Created 06-20-2019 04:20 AM
For Hadoop 3.1 i am using HWC Connector to connect to Hive and execute the queries.Below is the code snippet used for testing.
spark-shell --jars /usr/hdp/current/hive_warehouse_connector/hive-warehouse-connector-assembly-1.0.0.3.1.0.0-78.jar import com.hortonworks.hwc.HiveWarehouseSession import com.hortonworks.hwc.HiveWarehouseSession._ val hive = HiveWarehouseSession.session(spark).build() val query = sc.textFile("/user/temp/hive.hql").collect().mkString.split(";").foreach(qry => hive.executeQuery(qry)) query.show()
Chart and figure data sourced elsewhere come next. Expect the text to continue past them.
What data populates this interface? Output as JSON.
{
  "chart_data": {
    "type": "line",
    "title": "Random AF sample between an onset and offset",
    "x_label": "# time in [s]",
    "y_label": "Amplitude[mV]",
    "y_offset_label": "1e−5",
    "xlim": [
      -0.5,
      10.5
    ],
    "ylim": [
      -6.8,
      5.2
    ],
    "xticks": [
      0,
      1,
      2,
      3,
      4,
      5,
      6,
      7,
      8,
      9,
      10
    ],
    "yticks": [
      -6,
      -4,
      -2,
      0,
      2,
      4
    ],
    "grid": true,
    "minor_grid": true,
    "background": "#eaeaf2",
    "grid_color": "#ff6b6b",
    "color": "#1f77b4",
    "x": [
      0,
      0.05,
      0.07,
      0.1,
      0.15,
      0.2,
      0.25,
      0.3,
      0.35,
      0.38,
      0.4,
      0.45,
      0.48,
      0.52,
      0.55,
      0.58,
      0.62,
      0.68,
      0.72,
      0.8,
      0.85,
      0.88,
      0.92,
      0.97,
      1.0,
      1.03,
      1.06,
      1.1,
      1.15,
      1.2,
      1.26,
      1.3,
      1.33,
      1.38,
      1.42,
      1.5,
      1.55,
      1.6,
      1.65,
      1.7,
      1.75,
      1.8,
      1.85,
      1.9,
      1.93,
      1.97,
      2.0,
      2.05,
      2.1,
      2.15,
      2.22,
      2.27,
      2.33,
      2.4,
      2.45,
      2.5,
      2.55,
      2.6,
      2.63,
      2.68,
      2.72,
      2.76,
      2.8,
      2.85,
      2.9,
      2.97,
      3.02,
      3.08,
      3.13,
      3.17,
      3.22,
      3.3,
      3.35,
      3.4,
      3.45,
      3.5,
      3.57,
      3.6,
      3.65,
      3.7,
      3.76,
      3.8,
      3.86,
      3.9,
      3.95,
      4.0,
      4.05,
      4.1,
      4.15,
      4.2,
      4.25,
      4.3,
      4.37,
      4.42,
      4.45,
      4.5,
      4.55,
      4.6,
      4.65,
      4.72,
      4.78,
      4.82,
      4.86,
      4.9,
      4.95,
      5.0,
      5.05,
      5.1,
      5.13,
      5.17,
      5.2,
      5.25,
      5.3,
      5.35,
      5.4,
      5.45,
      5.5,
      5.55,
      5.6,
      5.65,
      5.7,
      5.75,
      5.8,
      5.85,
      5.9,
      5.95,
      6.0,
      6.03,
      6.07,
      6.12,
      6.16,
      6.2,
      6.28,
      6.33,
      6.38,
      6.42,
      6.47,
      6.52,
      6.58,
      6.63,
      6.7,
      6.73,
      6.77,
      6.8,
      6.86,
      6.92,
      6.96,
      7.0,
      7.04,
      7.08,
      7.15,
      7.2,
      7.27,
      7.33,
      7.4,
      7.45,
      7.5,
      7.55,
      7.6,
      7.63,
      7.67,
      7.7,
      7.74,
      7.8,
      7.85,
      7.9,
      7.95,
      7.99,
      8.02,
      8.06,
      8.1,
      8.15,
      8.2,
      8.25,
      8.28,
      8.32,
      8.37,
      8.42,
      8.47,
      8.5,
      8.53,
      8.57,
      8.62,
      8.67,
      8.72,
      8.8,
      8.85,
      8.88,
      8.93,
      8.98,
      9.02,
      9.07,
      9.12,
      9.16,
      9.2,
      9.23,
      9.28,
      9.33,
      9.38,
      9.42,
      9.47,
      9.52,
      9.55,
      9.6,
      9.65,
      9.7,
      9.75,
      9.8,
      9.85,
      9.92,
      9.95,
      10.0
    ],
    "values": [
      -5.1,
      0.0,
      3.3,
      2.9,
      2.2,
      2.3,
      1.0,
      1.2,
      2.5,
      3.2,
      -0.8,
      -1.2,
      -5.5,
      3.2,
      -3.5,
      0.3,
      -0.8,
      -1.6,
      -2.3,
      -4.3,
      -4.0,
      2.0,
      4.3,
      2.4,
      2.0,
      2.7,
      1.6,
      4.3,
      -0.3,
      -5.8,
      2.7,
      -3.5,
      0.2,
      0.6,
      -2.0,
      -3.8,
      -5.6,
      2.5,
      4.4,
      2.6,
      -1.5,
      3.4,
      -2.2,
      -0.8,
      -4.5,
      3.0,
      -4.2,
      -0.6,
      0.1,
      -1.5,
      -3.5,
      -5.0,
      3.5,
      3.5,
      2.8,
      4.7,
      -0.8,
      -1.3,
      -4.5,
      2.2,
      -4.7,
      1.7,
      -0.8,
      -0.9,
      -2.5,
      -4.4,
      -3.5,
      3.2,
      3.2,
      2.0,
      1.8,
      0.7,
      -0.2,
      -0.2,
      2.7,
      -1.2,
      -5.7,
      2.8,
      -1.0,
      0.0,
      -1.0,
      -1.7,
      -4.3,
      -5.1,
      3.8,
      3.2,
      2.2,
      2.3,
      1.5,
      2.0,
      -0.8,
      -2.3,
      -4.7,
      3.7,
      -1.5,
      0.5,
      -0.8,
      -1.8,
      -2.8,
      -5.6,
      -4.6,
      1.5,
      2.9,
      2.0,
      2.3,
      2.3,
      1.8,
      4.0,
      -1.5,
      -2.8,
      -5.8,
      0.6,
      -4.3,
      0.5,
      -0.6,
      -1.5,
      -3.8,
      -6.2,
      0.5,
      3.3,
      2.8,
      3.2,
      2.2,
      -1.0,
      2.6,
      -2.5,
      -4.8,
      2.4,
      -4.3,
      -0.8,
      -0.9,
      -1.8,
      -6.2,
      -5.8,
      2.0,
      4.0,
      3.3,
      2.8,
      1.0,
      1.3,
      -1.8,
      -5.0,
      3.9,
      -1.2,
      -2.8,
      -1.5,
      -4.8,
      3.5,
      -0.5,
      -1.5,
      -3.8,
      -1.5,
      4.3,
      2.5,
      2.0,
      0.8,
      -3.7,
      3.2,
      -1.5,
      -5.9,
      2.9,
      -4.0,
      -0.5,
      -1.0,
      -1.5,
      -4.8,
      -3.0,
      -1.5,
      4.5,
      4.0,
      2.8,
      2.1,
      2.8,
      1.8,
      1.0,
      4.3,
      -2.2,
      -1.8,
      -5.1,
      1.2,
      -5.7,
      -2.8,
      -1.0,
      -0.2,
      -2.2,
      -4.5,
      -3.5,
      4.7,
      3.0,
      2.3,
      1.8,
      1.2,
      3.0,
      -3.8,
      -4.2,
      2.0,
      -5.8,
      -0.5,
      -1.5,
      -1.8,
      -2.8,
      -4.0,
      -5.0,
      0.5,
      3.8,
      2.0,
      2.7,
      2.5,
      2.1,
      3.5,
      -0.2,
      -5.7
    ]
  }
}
This is throwing error as given below.
<console>:30: error: value show is not a member of Unit
Is this not the proper way to run a hql file using Spark.
Please suggest.
Created 06-20-2019 08:37 PM
This is a known issue in spark reported in this Jira SPARK-24260 and not yet resolved.
One way of doing this is to execute each query at a time i.e after reading .hql file we can access array of elemets by their indexes (0),(1)
val df1=sc.sql(sc.textFile("/user/temp/hive.hql").collect().mkString.split(";").collect()(0))
val df2=sc.sql(sc.textFile("/user/temp/hive.hql").collect().mkString.split(";").collect()(1))
(or)
If you want to just execute the queries and see the results on console then try this approach.
sc.textFile("/user/temp/hive.hql").collect().mkString.split(";").map(x => sc.sql(x).show())
Now we are executing all queries in hql script and displaying results in console.
Created 06-20-2019 08:37 PM
This is a known issue in spark reported in this Jira SPARK-24260 and not yet resolved.
One way of doing this is to execute each query at a time i.e after reading .hql file we can access array of elemets by their indexes (0),(1)
val df1=sc.sql(sc.textFile("/user/temp/hive.hql").collect().mkString.split(";").collect()(0))
val df2=sc.sql(sc.textFile("/user/temp/hive.hql").collect().mkString.split(";").collect()(1))
(or)
If you want to just execute the queries and see the results on console then try this approach.
sc.textFile("/user/temp/hive.hql").collect().mkString.split(";").map(x => sc.sql(x).show())
Now we are executing all queries in hql script and displaying results in console.
Created 06-21-2019 04:20 AM
Thanks Shu. The below command worked for me.
sc.textFile("/user/temp/hive.hql").collect().mkString.split(";").map(x => hive.executeQuery(x).show())
Created 07-02-2019 06:09 PM
The above question was originally posted in the Community Help track. On Tue Jul 2 18:08 UTC 2019, a member of the HCC moderation staff moved it to the Data Science & Advanced Analytics track. The Community Help Track is intended for questions about using the HCC site itself, not technical questions about The HWC Connector.